In Campania annulla tutto.
In Sardegna neanche si è avvicinato. Meglio non andare che i pastori sardi staranno incazzati (giustamente).
Rientra a Roma giusto in tempo per farsi fare una pezza da Conte, che si è ricordato di essere una persona con una sua testa, in diretta nazionale. Ma salvini la sera prima ha visto karate kid quindi:
Metti la mozione.
Togli la mozione.
Metti la mozione.
Togli la mozione.
Con nonchalance salvini incassa il colpo, ma quando torna a casa si inc@@@@. Scopre che ha dei defollow e questo non lo può accettare. Addirittura Conte ha un aumento dei like. Ora è nero e pensa alla contromossa. "I migranti me li posso sempre giocare, non passano mai di moda", pensa. Così la spara grossa: "ho pronta una manovra da 50 miliardi"
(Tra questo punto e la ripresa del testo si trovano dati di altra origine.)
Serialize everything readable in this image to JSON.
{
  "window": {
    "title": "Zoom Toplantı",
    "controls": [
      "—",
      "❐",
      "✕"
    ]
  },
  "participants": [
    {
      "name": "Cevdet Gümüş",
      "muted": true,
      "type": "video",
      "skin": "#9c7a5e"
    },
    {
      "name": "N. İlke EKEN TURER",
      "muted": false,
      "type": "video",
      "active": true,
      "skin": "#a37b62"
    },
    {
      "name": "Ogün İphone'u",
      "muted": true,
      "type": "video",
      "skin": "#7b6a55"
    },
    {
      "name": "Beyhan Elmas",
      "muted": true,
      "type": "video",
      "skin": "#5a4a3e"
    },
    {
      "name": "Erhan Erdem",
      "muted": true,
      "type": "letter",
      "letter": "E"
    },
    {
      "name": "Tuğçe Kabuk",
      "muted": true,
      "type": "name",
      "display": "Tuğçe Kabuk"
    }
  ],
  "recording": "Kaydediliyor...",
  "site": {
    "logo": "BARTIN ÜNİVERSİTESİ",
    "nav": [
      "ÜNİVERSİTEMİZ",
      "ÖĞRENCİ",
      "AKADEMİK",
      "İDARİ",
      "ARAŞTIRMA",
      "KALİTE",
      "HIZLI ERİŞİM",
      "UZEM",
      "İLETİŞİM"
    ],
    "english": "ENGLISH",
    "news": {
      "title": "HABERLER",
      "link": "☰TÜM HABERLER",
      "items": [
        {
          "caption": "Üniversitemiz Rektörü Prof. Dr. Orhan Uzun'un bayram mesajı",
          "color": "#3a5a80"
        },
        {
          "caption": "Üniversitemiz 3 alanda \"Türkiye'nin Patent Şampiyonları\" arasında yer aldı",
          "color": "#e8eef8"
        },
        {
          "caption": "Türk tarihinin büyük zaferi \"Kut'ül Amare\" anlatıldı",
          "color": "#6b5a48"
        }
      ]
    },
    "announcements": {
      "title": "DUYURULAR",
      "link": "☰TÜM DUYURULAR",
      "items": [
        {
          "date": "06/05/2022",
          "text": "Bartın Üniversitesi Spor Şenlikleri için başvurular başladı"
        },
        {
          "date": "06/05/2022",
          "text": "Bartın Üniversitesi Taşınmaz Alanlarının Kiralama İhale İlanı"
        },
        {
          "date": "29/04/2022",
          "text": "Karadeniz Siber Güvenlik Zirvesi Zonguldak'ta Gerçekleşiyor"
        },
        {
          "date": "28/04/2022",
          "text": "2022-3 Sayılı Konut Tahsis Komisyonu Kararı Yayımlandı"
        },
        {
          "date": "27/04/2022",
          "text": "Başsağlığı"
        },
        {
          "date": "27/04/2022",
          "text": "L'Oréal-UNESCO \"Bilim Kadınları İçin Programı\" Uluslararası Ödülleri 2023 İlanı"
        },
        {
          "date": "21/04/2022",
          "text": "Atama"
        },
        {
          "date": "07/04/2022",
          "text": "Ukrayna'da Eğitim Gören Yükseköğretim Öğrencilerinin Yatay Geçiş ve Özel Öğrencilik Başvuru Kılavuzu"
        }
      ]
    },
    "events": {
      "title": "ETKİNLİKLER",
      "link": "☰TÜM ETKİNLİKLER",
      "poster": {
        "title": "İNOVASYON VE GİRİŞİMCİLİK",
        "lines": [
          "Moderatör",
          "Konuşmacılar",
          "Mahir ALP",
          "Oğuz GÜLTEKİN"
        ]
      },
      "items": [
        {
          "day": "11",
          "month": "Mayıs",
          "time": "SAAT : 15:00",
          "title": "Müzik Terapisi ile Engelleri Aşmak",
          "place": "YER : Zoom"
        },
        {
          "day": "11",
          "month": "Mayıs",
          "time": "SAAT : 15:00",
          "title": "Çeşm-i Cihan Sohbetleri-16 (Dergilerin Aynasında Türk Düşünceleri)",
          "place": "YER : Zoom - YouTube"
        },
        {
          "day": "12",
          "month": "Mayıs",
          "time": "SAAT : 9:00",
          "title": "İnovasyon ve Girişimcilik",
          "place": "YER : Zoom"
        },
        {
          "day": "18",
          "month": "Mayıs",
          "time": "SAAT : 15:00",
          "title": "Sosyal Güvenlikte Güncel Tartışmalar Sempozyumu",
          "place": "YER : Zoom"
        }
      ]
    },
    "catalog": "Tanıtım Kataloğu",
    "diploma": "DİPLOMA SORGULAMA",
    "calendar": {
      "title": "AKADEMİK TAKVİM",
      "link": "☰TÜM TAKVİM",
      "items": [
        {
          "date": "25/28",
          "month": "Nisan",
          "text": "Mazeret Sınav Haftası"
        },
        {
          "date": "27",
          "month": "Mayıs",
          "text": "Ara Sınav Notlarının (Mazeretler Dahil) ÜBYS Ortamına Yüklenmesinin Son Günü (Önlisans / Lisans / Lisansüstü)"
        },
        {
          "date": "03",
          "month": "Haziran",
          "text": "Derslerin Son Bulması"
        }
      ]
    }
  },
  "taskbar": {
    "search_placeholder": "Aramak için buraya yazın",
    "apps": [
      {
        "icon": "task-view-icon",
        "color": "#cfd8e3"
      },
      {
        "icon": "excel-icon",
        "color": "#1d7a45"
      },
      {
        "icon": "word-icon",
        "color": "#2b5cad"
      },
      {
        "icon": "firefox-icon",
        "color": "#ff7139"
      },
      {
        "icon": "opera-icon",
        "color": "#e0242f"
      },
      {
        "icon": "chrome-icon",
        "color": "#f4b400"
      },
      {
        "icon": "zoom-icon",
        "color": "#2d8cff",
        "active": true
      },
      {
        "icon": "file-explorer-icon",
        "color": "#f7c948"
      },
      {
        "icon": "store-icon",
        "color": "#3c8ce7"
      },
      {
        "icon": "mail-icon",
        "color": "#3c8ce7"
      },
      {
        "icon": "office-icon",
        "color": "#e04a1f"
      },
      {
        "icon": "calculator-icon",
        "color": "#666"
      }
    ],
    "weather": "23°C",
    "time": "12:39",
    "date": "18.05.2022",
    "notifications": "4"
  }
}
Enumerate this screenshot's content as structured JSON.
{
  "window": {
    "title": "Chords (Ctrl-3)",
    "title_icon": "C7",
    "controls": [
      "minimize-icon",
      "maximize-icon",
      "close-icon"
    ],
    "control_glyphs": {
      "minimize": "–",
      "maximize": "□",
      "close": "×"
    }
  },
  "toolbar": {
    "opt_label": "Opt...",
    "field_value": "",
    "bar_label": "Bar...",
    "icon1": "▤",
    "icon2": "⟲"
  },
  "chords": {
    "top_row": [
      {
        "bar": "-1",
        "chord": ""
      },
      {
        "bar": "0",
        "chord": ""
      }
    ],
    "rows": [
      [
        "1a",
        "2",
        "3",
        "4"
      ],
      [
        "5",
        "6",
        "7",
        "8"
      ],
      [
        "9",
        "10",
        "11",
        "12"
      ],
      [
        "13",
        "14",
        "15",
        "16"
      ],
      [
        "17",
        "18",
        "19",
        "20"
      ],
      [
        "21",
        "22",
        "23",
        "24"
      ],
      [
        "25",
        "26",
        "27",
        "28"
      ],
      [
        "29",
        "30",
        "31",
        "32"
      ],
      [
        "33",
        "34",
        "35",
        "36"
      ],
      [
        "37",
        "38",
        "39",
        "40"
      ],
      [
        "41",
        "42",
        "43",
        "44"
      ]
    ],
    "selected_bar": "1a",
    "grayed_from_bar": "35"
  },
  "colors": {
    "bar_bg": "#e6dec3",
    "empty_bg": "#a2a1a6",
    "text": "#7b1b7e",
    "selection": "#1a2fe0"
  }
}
Il popolo del web esulta perché la frase piace. Tria controbatte: "ma fammi capire! Per fare la manovra sono quasi andato casa per casa a chiedere se tenevano 5 euro e ora tu tien 50 miliardi?"
Partono le consultazioni.
Salvini annuncia: "non sono per la politica del contro", disse l'uomo che ha trascorso a far offendere su Internet dai suoi seguaci chi non la pensava come lui.
Una risata si alza dall'Europa alle Ande.
Ma lui controbatte: "sono disposto a trovare un accordo con i 5 stelle se qualche no diventa si"
Mattarella a sto punto sbotta.
"Fatemi bere i mojito di salvini che devono essere una bomba!